Reliance Industries, one of India’s largest refiners, said on Friday it is adjusting its refinery operations to comply with sanctions imposed by the U.S. Office of Foreign Assets Control (OFAC), as well as other international restrictions. However, officials indicated that domestic fuel consumers are unlikely to face an immediate price impact, as state-run refiners are expected to absorb short-term costs while securing alternative supplies.
Refiners Assess Compliance and Supply Options
Indian refiners are currently studying the OFAC notification to understand implications on payment mechanisms and compliance requirements. They are also preparing for a transition to non-Russian crude after the November 21 cut-off date.
In its statement, Reliance said it was modifying operations “to meet compliance requirements of applicable sanctions and regulations, including European Union curbs on refined product imports and any government guidance.” The company emphasized that supply contracts “evolve to reflect changing market and regulatory conditions” and affirmed confidence in its diversified crude sourcing strategy to ensure stability in both domestic and export operations.
Potential Market Impact
The sanctions on Rosneft and Lukoil—who together export 3–4 million barrels per day, or roughly 3–4% of global supply—have already pushed oil prices higher.
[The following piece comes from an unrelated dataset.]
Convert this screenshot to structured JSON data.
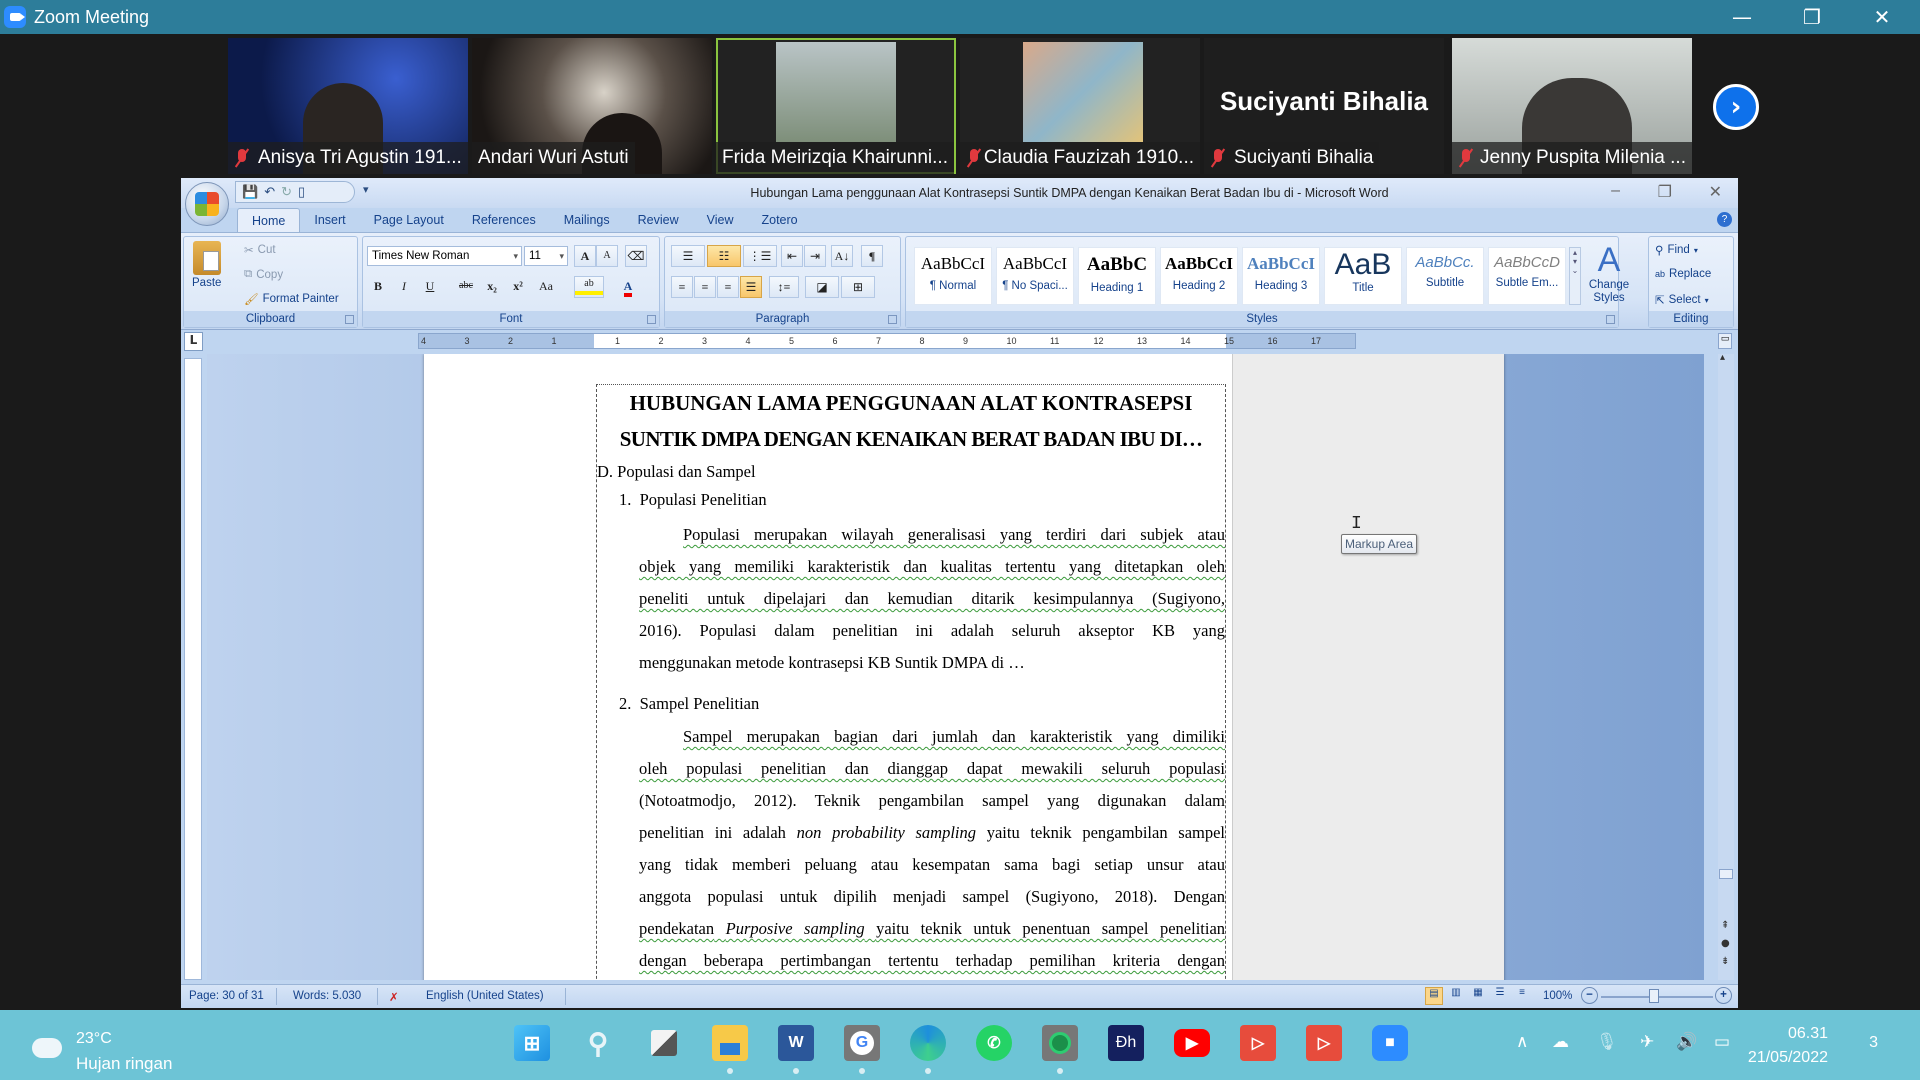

Brent crude climbed above $66 per barrel on Friday, after a 5% surge the previous day.
So far in 2025, 34% of India’s crude imports have come from Russia, with Rosneft and Lukoil accounting for nearly 60% of that share. An IndianOil executive said replacements could be sourced from West Asia, Africa, and the U.S., but cautioned that global competition for these supplies would raise prices and narrow refining margins.
Economic Implications
Credit rating agency ICRA estimates that replacing Russian crude with market-rate alternatives could raise India’s oil import bill by about 2%, potentially straining macroeconomic indicators. Refiners, however, hope that Russian oil will continue to flow through indirect channels despite sanctions.
While EU curbs have reduced Russia’s “shadow fleet” capacity, analysts say Moscow may still manage significant exports via new intermediaries and transshipment routes, partially offsetting supply losses and stabilizing prices.
Much, however, will depend on how rigorously the U.S. Treasury enforces the sanctions in the weeks ahead.